'The Taliban is winning, we are losing,' says former U.S. adviser
Pull out NATO forces, let Afghanistan divide: Blackwill
BY DAMIEN MCELROY, THE DAILY TELEGRAPH
SEPTEMBER 13, 2010
Afghanistan should be allowed to partition along ethnic lines by pulling back NATO forces and acknowledging that the Taliban will not be defeated in its heartland, a former U.S. national security adviser has warned.
Robert Blackwill, who was Condolezza Rice's deputy as national security adviser in 2003 and 2004, will use a speech at the International Institute of Strategic Studies think tank in London today to call on U.S. President Barack Obama to make dramatic changes in the war's objectives.
He told The Daily Telegraph the surge of forces launched last year to stabilize Afghanistan was "highly likely" to fail and the death toll in the conflict was too high a price to pay.
"The Taliban is winning, we are losing," he said. "They have high morale and want to continue the insurgency. Plan A is going to fail. We need a Plan B.
"Let the Taliban control the Pashtun south and east, the American and allied price for preventing that is far too high."
Blackwill said there had been a decade of "innumerable errors" in the Western approach to Afghanistan. Most notably U.S. policy shifted after the Sept. 11 attacks from expelling al-Qaeda from its Afghan sanctuaries to crushing the Taliban and installing a democratic government in Kabul.
The result was that the U.S. now had 1,000 soldiers deployed for every one of the estimated 100 al-Qaeda operatives now believed to be based in Afghanistan and was hemorrhaging $100 billion a year on the conflict.
Blackwill believes the U.S. should seek to defend only those areas dominated by Afghanistan's Tajik, Uzbek and Hazara minorities by pulling out of bases in the south.
By accepting that the Taliban would overrun Kandahar and other big population centres, the U.S. would threaten the Taliban only if it allowed al-Qaeda to reform or if the movement started to encroach northwards.
"How many people really believe that Kandahar is central to Western civilization?" he asked.
"We did not go to Afghanistan to control Kandahar. Our preference at the time of the attack was for the Taliban to give up al-Qaeda, not to change the regime."

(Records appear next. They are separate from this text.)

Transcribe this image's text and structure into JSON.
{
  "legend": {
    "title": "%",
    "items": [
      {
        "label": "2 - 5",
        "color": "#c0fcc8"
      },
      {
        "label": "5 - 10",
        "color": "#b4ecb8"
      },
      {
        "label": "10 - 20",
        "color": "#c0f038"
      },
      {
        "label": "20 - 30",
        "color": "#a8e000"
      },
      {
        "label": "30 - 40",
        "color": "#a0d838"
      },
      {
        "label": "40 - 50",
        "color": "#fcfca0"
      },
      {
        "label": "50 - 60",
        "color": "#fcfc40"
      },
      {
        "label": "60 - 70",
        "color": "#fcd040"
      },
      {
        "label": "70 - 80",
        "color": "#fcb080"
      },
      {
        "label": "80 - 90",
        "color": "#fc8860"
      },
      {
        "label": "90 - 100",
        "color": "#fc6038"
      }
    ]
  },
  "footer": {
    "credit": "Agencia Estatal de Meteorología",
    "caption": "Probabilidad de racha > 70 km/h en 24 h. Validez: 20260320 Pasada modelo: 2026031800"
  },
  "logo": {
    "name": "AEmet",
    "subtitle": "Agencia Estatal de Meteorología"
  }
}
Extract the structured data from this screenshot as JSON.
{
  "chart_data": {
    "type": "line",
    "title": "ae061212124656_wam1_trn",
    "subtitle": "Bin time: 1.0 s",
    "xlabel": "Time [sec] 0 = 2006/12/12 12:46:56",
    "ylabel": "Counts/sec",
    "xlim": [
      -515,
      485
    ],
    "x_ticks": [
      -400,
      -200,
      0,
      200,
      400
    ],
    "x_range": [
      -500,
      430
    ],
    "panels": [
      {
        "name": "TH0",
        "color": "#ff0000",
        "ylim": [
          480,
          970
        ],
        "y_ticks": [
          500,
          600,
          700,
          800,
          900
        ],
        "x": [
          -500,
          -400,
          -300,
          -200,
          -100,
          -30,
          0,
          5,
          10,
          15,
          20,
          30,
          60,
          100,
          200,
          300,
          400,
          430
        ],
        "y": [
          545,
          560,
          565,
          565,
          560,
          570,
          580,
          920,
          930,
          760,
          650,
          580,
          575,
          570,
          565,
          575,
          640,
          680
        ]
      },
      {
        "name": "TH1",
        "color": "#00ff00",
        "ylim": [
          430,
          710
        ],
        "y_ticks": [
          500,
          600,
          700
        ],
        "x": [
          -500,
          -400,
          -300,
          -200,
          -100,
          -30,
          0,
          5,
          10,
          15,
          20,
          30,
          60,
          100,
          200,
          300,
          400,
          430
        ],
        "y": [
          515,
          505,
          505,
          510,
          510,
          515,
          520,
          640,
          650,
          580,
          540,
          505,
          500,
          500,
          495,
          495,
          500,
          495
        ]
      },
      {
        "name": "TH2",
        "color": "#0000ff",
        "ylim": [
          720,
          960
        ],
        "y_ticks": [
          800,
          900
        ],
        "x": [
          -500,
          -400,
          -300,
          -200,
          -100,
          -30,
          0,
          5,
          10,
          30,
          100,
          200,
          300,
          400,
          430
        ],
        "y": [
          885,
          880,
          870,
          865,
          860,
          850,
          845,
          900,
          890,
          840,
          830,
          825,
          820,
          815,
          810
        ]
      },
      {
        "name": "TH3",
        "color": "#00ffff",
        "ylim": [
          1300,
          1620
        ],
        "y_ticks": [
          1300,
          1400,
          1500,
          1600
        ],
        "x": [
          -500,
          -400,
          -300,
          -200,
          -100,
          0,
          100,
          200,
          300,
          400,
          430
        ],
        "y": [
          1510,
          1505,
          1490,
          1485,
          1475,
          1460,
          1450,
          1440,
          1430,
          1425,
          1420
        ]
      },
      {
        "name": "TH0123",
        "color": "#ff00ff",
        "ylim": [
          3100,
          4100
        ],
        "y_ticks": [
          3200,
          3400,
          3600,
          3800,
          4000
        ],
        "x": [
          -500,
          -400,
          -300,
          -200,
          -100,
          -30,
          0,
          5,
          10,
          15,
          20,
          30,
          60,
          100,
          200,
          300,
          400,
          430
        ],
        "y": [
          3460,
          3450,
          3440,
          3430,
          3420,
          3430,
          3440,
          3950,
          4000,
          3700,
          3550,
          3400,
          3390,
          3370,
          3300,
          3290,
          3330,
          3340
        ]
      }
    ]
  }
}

Alongside misdirected strategy, the "utter corruption" of the government of President Hamid Karzai had eclipsed Nato's hopes to keep the Taliban at bay after its defeat in late 2001.
In contrast to Blackwill's view that Afghanistan's army and police could not be made ready to control the whole country, Liam Fox, the British Defence Secretary, said the forces would assume responsibility by 2015.
"If we were to leave before 2015, a point at which on current progress we expect to have achieved our security aims, it would be a shot in the arm to violent jihadists everywhere, re-energizing violent radical and extremist Islamists," he said.